With this, you can start the MongoDB server locally by running the command:

Bash
docker-compose up

Once the server is up and running, you can access the database server locally at mongodb://localhost:27017/. You can use the Database tool window from IntelliJ IDE to explore or play around with your database, or you can use the MongoDB command line tool as well.

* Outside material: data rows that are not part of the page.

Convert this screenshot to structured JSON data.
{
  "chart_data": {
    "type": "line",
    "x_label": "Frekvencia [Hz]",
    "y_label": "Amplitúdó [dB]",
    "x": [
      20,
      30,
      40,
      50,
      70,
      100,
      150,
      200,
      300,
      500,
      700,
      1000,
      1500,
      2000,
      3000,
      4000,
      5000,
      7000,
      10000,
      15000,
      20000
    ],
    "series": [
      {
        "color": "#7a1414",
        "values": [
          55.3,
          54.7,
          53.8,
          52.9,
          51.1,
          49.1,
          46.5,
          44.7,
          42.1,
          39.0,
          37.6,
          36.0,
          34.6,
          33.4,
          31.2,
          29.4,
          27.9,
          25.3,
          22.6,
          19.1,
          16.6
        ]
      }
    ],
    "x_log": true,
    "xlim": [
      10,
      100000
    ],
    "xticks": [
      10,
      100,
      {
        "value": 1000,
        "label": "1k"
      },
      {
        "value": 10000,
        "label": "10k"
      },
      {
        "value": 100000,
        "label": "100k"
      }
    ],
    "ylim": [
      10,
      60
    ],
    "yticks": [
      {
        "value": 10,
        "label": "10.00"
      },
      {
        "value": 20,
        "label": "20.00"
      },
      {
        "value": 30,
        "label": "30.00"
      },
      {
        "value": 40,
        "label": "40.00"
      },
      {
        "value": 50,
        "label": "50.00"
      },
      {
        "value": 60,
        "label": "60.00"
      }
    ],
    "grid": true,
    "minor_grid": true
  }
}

If you look at the Docker configuration, I specified one of the volumes entries as ./mongo:/data/db. This allows the database content to be persisted across container restarts by storing them in a mongo folder. I ensure that this mongo folder is not committed to git by adding it as one of the .gitignore entries because the database is for local testing purposes only.

Deploying to Railway

Deploying to Railway is quite straightforward. Here is an overview of how the deployment looks:

  1. Connect Railway to my GitHub account.
  2. Create a new project on Railway.
  3. On the project dashboard, create a new deployment and choose my GitHub project from the list.
  4. Adjust the environment variables and make the domain public.

I also needed to do a one-time database deployment on Railway. It's quite straightforward with Railway:

  1. On the project dashboard, click Create.
  2. Choose Database -> Add MongoDB.
  3. And you're done.

I also needed to set up the environment variables for the web project after that. For a more detailed tutorial, you can check out their documentation page.

Final Say

So far it's been interesting to develop and deploy my own project to a real server and learning new stuff.

Me and my partner sometime use this bot to start a conversation on Telegram and the bot usually come up with a funny answer which spark up the conversation. The other bot for image generation has been shutdown tho.